El camino del reggae hacia Colombia es conocido: los cruceros que llegaban a San Andrés en los años ochenta trajeron consigo los sonidos del Caribe anglófono. Allí nació The Rebels, la primera banda de reggae del país, influenciada por Bob Marley, Harry Belafonte y la tradición isleña. Su posterior llegada a Medellín, fichados por Codiscos, marcó un antes y un después. Esa semilla germinó en un territorio que, en ese entonces, se identificaba más con la escena punk, el metal y el rock. Pero el reggae encontró espacio, encontró oídos, encontró corazón.
Y es que Medellín siempre ha tenido la capacidad de apropiarse de influencias externas sin perder su carácter. Lo hizo con el tango, con el rock y con el hip hop; ahora lo hace con el reggae. La visita de Inner Circle en 1994 fue un punto de inflexión, así como el surgimiento del festival Ska Antipersonal, que comenzó a tejer puentes entre las montañas antioqueñas y la isla de Jamaica. Pero lo más poderoso ha sido el surgimiento de un sonido propio, un reggae paisa con identidad clara, comprometido con las luchas sociales, con la espiritualidad y con la sensibilidad de barrio.

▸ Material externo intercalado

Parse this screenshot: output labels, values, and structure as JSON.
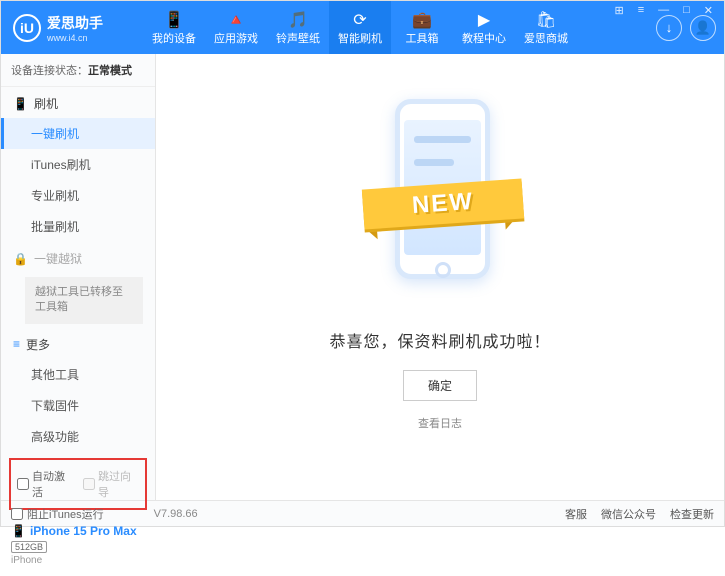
{
  "brand": {
    "name": "爱思助手",
    "url": "www.i4.cn",
    "logo_letter": "iU"
  },
  "topnav": [
    {
      "icon": "📱",
      "label": "我的设备"
    },
    {
      "icon": "🔺",
      "label": "应用游戏"
    },
    {
      "icon": "🎵",
      "label": "铃声壁纸"
    },
    {
      "icon": "⟳",
      "label": "智能刷机"
    },
    {
      "icon": "💼",
      "label": "工具箱"
    },
    {
      "icon": "▶",
      "label": "教程中心"
    },
    {
      "icon": "🛍",
      "label": "爱思商城"
    }
  ],
  "win_controls": {
    "grid": "⊞",
    "menu": "≡",
    "min": "—",
    "max": "□",
    "close": "✕"
  },
  "header_btns": {
    "download": "↓",
    "user": "👤"
  },
  "conn": {
    "label": "设备连接状态：",
    "value": "正常模式"
  },
  "sidebar": {
    "sec_flash": {
      "icon": "📱",
      "label": "刷机"
    },
    "items_flash": [
      "一键刷机",
      "iTunes刷机",
      "专业刷机",
      "批量刷机"
    ],
    "sec_jail": {
      "icon": "🔒",
      "label": "一键越狱"
    },
    "jail_note": "越狱工具已转移至工具箱",
    "sec_more": {
      "icon": "≡",
      "label": "更多"
    },
    "items_more": [
      "其他工具",
      "下载固件",
      "高级功能"
    ]
  },
  "checks": {
    "auto_activate": "自动激活",
    "skip_guide": "跳过向导"
  },
  "device": {
    "name": "iPhone 15 Pro Max",
    "storage": "512GB",
    "type": "iPhone"
  },
  "main": {
    "new_badge": "NEW",
    "success": "恭喜您，保资料刷机成功啦！",
    "ok": "确定",
    "view_log": "查看日志"
  },
  "footer": {
    "block_itunes": "阻止iTunes运行",
    "version": "V7.98.66",
    "links": [
      "客服",
      "微信公众号",
      "检查更新"
    ]
  }
}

Bandas como De Bruces a Mí, Providencia, Coffee Makers, Mística, Tarmac, Rasbarule o Don Kristobal son hoy referentes obligados de esta construcción. No son copias tropicalizadas del sonido jamaiquino: son voces que traducen el mensaje del reggae a la vida cotidiana de Medellín. En sus letras hay montañas, hay cicatrices, hay esperanza. En su sonido hay la cadencia jamaicana, sí, pero también la nostalgia andina, la vibra urbana del Valle de Aburrá y la calidez de un público que ha aprendido a escuchar con el alma.
Cuando la Unesco declaró el reggae como patrimonio inmaterial de la humanidad en 2018, reconoció su papel como vehículo de reflexión sobre la injusticia, el amor, la resistencia y la condición humana. Lo interesante es que esos mismos valores dialogan profundamente con la historia reciente de Medellín. Tal vez por eso el reggae encontró aquí un terreno fértil: porque esta ciudad entiende la resistencia, porque sabe lo que significa transformar el dolor, porque ha hecho de la música una forma de sanar.
En un país donde los géneros urbanos dominan la conversación mediática, el reggae de Medellín sigue creciendo casi de manera subterránea, pero con fuerza, con mística, con autenticidad. No busca modas: busca consciencia. Y eso lo vuelve necesario. Hoy, cuando la industria musical tiende a privilegiar lo inmediato sobre lo profundo, la escena reggae paisa recuerda que la música también puede ser un acto de memoria, un puente cultural y una forma de resistencia amorosa.
Jamaica le regaló al mundo el reggae. Medellín, con su capacidad inagotable de reinventarse, lo ha adoptado y le ha dado una nueva casa. Una donde aún resuena el mensaje esencial: amor, libertad, comunidad. Porque la ciudad que alguna vez sobrevivió al ruido más doloroso, ahora le apuesta a un sonido que, más que escucharse, se siente: el reggae que crece entre montañas.